I wanted to hug her. As it happened, a friend and I were returning from the annual meeting of the Historical Society of New Mexico held this year in Ruidoso.
Looking at its graying membership, I had wondered who will carry the torch – who will care about history?
The question took on greater urgency with the governor’s line-item vetoes of $75,000 in funding for a program of the New Mexico Humanities Council.
The legislature, after wrestling with the budget, decided to continue this modest support; the Education Governor thought otherwise.
In state-budget terms, this is pocket change, but its loss has consequences.
We’re about to lose History Day in New Mexico, a competition for students. New Mexico would become the only state without a student History Day.

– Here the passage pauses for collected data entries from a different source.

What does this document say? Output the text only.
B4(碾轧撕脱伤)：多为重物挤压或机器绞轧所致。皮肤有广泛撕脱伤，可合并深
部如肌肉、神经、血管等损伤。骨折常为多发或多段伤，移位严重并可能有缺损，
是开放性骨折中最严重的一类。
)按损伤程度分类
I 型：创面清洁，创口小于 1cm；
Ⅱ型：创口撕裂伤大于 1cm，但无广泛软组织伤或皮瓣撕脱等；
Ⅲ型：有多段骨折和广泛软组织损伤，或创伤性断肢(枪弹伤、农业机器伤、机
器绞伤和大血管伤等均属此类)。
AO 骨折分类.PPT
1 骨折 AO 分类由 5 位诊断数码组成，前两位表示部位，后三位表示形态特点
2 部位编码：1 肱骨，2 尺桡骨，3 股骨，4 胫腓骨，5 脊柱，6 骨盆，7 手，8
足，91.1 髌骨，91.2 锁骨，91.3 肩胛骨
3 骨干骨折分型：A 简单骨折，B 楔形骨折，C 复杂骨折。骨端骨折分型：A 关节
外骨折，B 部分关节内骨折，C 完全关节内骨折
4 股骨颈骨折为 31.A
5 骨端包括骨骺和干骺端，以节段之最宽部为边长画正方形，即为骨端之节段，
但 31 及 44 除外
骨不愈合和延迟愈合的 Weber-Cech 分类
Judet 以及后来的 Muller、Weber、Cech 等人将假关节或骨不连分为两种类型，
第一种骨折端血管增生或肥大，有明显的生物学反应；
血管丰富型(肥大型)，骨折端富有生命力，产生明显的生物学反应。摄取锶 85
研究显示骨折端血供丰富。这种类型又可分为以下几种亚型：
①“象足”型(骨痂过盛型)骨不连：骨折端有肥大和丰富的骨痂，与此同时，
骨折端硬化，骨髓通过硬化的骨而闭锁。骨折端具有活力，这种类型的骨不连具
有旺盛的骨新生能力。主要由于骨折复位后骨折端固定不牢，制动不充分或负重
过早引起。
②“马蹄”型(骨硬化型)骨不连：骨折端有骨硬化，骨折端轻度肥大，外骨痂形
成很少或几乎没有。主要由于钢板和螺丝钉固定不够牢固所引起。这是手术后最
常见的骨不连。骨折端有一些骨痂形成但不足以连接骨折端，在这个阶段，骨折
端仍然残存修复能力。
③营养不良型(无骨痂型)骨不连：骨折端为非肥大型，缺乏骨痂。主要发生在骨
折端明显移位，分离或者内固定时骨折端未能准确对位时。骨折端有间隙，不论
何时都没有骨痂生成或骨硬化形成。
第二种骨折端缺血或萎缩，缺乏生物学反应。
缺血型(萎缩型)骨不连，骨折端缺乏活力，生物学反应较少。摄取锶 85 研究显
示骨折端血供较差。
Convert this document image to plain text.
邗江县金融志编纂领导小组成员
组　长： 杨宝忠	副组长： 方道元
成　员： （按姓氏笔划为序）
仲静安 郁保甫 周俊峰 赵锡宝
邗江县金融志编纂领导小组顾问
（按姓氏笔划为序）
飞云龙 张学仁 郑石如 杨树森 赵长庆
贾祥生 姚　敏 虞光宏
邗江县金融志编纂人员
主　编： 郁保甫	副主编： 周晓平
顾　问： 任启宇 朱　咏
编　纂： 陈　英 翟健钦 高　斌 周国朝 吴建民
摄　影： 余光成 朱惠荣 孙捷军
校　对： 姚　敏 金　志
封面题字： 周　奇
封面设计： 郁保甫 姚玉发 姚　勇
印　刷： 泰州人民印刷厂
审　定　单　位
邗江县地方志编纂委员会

On April 29 more than 250 students from schools across the state competed in the statewide contest; another 3,000 participated in local and regional contests.
Last year, two of our students won first and second place awards in national competition.
Additional fallout: NMHC just cancelled 75 Chautauqua programs already scheduled in communities around the state.
This is a kind of history on the hoof – people who speak or perform mostly in places without many cultural resources. (Disclosure: I participate in this program.)
Here’s the big one: We’re approaching the centennial of New Mexico statehood with no funding.
The governor also zeroed out funding earmarked for centennial activities through the Department of Cultural Affairs.
Can’t we celebrate the centennial without state funding? What about other sources?
Certainly, there are things we can do, but state or local governments usually seed these events, and organizers can then use this funding to leverage other monies.
The council raises money on its own, but this year the well is dry.
On a happier note, the conference took us to Fort Stanton for a half day.
You may recall that this historic post, carved from the Mescalero Apache homeland in 1855, has survived a variety of uses.
In recent years its defenders have worked tirelessly to preserve this grand old outpost. It became a state monument in 2007.
Since then ambitious plans have moved forward, with a number of government agencies stepping forward to preserve a piece of Fort Stanton – the latest proposal for one building being a retreat for returning combat veterans.
In 2008, I wrote of Fort Stanton: “Historic preservation may seem esoteric when we have so many pressing needs, but our historic places define us as communities, as New Mexicans.
They need money, but first, somebody has to care. Many people in Lincoln County care.”
Our meeting also took in the Hubbard Museum of the American West, an excellent facility whose future is up in the air.
In March the governor killed an agreement her predecessor made to take over the museum.
The Hubbards would donate collections valued at $10 million, and the state would front some $200,000 a year to help Ruidoso Downs.
Jose Cisneros, former director of state monuments, has argued that $200,000 is “ridiculously low for a museum of this caliber.”
He pointed out that the primary function of a museum is to educate. “They also engage people with their history and culture.”
I would add that understanding our past helps us define our future. We still have lessons to learn.
These piddling cuts have consequences that stunt us as New Mexicans.